Validating input files with OpenTofu/Terraform

2025-02-11 - Works with JSON or YAML files
Tags: OpenTofu terraform

Introduction

I am used to building small abstraction layers over some OpenTofu/Terraform code via YAML input files. It would be too big an ask to require people (usually developers) unfamiliar with infrastructure automation to understand the intricacies of HCL, but filling up YAML (or JSON) files is no problem at all.

In this article I will explain how I perform some measure of validation on these input files, as well as handle default values.

Input file validation

I am using two nested modules to abstract this validation away. I name the top module input and its job is to read and decode the input files, then call the nested validation module with them.

Input module

A simplified version of this input module contains the following:

output "data" {
  description = "The output of the validation module."
  value       = module.validation
}

locals {
  input_path = "${path.module}/../../../inputs"
}

module "validation" {
  source = "./validation/"

  teams = yamldecode(file("${local.input_path}/teams.yaml"))
  users = yamldecode(file("${local.input_path}/users.yaml"))
}

There is a single output to expose the validated data. The input_path should obviously point to where your inputs data lives.

The validation submodule

The validation module does the heavy lifting of validating the input, handling default values and mangling data in necessary ways.

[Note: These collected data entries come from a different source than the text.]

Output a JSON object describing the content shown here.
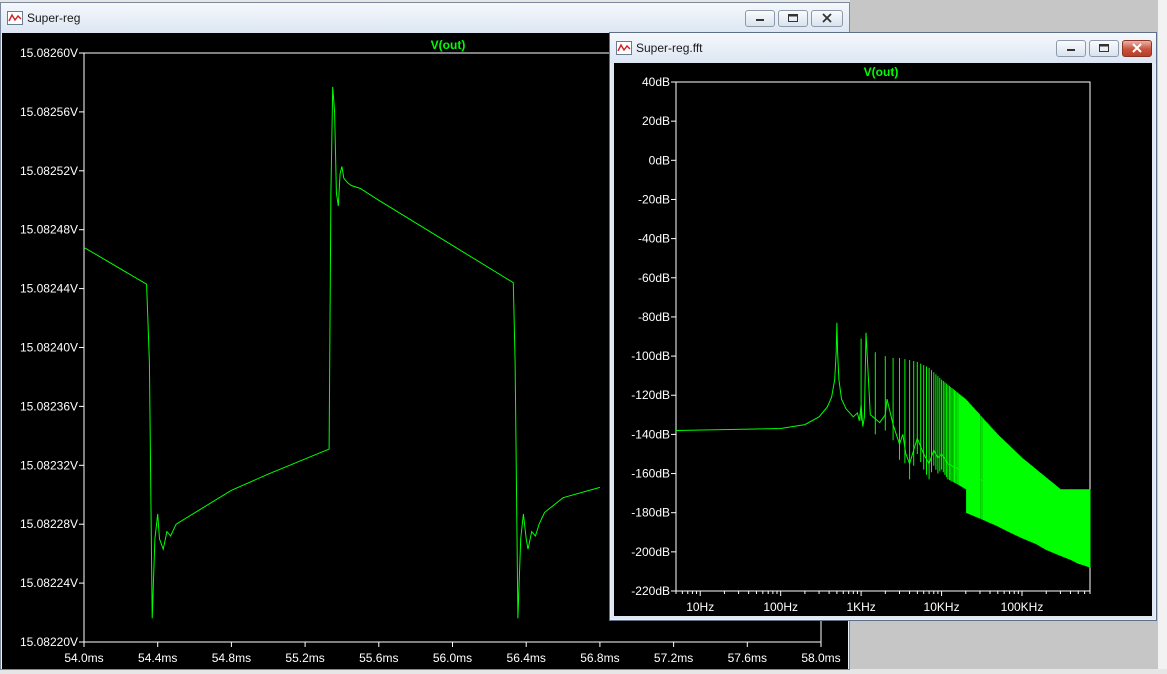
{
  "window_main": {
    "title": "Super-reg",
    "trace_label": "V(out)",
    "trace_color": "#00ff00",
    "chart_data": {
      "type": "line",
      "title": "V(out)",
      "xlabel": "",
      "ylabel": "",
      "x_unit": "ms",
      "y_unit": "V",
      "xlim": [
        54.0,
        58.0
      ],
      "ylim": [
        15.0822,
        15.0826
      ],
      "x_ticks": [
        54.0,
        54.4,
        54.8,
        55.2,
        55.6,
        56.0,
        56.4,
        56.8,
        57.2,
        57.6,
        58.0
      ],
      "x_tick_labels": [
        "54.0ms",
        "54.4ms",
        "54.8ms",
        "55.2ms",
        "55.6ms",
        "56.0ms",
        "56.4ms",
        "56.8ms",
        "57.2ms",
        "57.6ms",
        "58.0ms"
      ],
      "y_ticks": [
        15.0822,
        15.08224,
        15.08228,
        15.08232,
        15.08236,
        15.0824,
        15.08244,
        15.08248,
        15.08252,
        15.08256,
        15.0826
      ],
      "y_tick_labels": [
        "15.08220V",
        "15.08224V",
        "15.08228V",
        "15.08232V",
        "15.08236V",
        "15.08240V",
        "15.08244V",
        "15.08248V",
        "15.08252V",
        "15.08256V",
        "15.08260V"
      ],
      "grid": false,
      "series": [
        {
          "x": [
            54.0,
            54.34,
            54.355,
            54.37,
            54.385,
            54.4,
            54.41,
            54.43,
            54.45,
            54.47,
            54.5,
            54.8,
            55.0,
            55.33,
            55.34,
            55.35,
            55.36,
            55.37,
            55.38,
            55.39,
            55.4,
            55.41,
            55.43,
            55.45,
            55.5,
            55.6,
            56.33,
            56.34,
            56.355,
            56.37,
            56.385,
            56.4,
            56.41,
            56.43,
            56.45,
            56.47,
            56.5,
            56.6,
            56.8
          ],
          "y": [
            15.082468,
            15.082443,
            15.08239,
            15.082216,
            15.08227,
            15.082287,
            15.08227,
            15.082263,
            15.082275,
            15.082272,
            15.08228,
            15.082303,
            15.082314,
            15.082331,
            15.082504,
            15.082577,
            15.08256,
            15.082505,
            15.082496,
            15.082518,
            15.082523,
            15.082515,
            15.082512,
            15.08251,
            15.082508,
            15.0825,
            15.082444,
            15.08239,
            15.082216,
            15.08227,
            15.082287,
            15.08227,
            15.082263,
            15.082275,
            15.082272,
            15.08228,
            15.082288,
            15.082298,
            15.082305
          ]
        }
      ]
    }
  },
  "window_fft": {
    "title": "Super-reg.fft",
    "trace_label": "V(out)",
    "trace_color": "#00ff00",
    "chart_data": {
      "type": "line",
      "title": "V(out)",
      "xlabel": "",
      "ylabel": "",
      "x_scale": "log",
      "x_unit": "Hz",
      "y_unit": "dB",
      "xlim": [
        5,
        700000
      ],
      "ylim": [
        -220,
        40
      ],
      "x_ticks": [
        10,
        100,
        1000,
        10000,
        100000
      ],
      "x_tick_labels": [
        "10Hz",
        "100Hz",
        "1KHz",
        "10KHz",
        "100KHz"
      ],
      "y_ticks": [
        40,
        20,
        0,
        -20,
        -40,
        -60,
        -80,
        -100,
        -120,
        -140,
        -160,
        -180,
        -200,
        -220
      ],
      "y_tick_labels": [
        "40dB",
        "20dB",
        "0dB",
        "-20dB",
        "-40dB",
        "-60dB",
        "-80dB",
        "-100dB",
        "-120dB",
        "-140dB",
        "-160dB",
        "-180dB",
        "-200dB",
        "-220dB"
      ],
      "grid": false,
      "series": [
        {
          "x": [
            5,
            100,
            200,
            300,
            380,
            430,
            470,
            490,
            500,
            510,
            530,
            570,
            650,
            800,
            900,
            950,
            1000,
            1050,
            1100,
            1150,
            1300,
            1500,
            1700,
            2000,
            2100,
            2500,
            3000,
            3300,
            3600,
            4000,
            4500,
            5000,
            6000,
            7000,
            8000,
            9000,
            10000,
            12000,
            15000,
            20000,
            30000,
            50000,
            70000,
            100000,
            150000,
            200000,
            300000,
            400000,
            500000,
            600000,
            700000
          ],
          "y": [
            -138,
            -137,
            -135,
            -131,
            -126,
            -121,
            -112,
            -98,
            -83,
            -98,
            -112,
            -122,
            -127,
            -131,
            -129,
            -133,
            -125,
            -136,
            -131,
            -88,
            -130,
            -132,
            -134,
            -130,
            -122,
            -135,
            -145,
            -140,
            -150,
            -155,
            -148,
            -142,
            -150,
            -155,
            -148,
            -152,
            -150,
            -155,
            -157,
            -160,
            -163,
            -167,
            -170,
            -173,
            -176,
            -179,
            -182,
            -184,
            -186,
            -187,
            -188
          ]
        }
      ],
      "peaks": [
        {
          "f": 500,
          "dB": -83
        },
        {
          "f": 1000,
          "dB": -91
        },
        {
          "f": 1500,
          "dB": -98
        },
        {
          "f": 2000,
          "dB": -100
        },
        {
          "f": 2500,
          "dB": -101
        },
        {
          "f": 3000,
          "dB": -101
        },
        {
          "f": 4000,
          "dB": -102
        },
        {
          "f": 5000,
          "dB": -103
        },
        {
          "f": 7000,
          "dB": -106
        },
        {
          "f": 10000,
          "dB": -112
        },
        {
          "f": 20000,
          "dB": -122
        },
        {
          "f": 50000,
          "dB": -140
        },
        {
          "f": 100000,
          "dB": -152
        },
        {
          "f": 300000,
          "dB": -168
        }
      ]
    }
  }
}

Here is a simplified example:

output "aws_iam_users" {
  description = "The aws IAM users data."
  value = { for user, info in var.users :
    user => info if info.admin.aws
  }
}

output "users" {
  description = "The users data."
  value       = var.users
}

variable "users" {
  description = "The yaml decoded contents of the users input file."
  nullable    = false
  type = map(object({
    admin = optional(object({
      aws    = optional(bool, false)
      github = optional(bool, false)
    }), {})
    email  = string
    github = optional(string, null)
  }))
  validation {
    condition = alltrue([for _, info in var.users :
      endswith(info.email, "@adyxax.org")
    ])
    error_message = "A user's email must be for the @adyxax.org domain."
  }
}

Here I have two outputs: one that mangles the input data a bit to filter AWS admin users, and another that simply returns the input data augmented by the default values. I added a validation block that checks that every users’ email address is on the proper domain.

Usage

Using this input module is as simple as:

module "input" {
  source = "../modules/input/"
}

With this, you can then do something with module.input.data.users or module.input.data.aws_iam_users. A common debugging step can be to run OpenTofu or Terraform with the console command and inspect the resulting input data.

Limitations

The main limitation of this validation system is that invalid (or misspelled) keys in the original input file are simply ignored by OpenTofu/Terraform. I did not find a way around it with just terraform which is frustrating!

A solution to this particular need that relies on outside tooling is to perform JSON schema or YAML schema validation. This solves the problem and runs nicely in a CI environment.

Conclusion

This pattern is really useful, use it without moderation!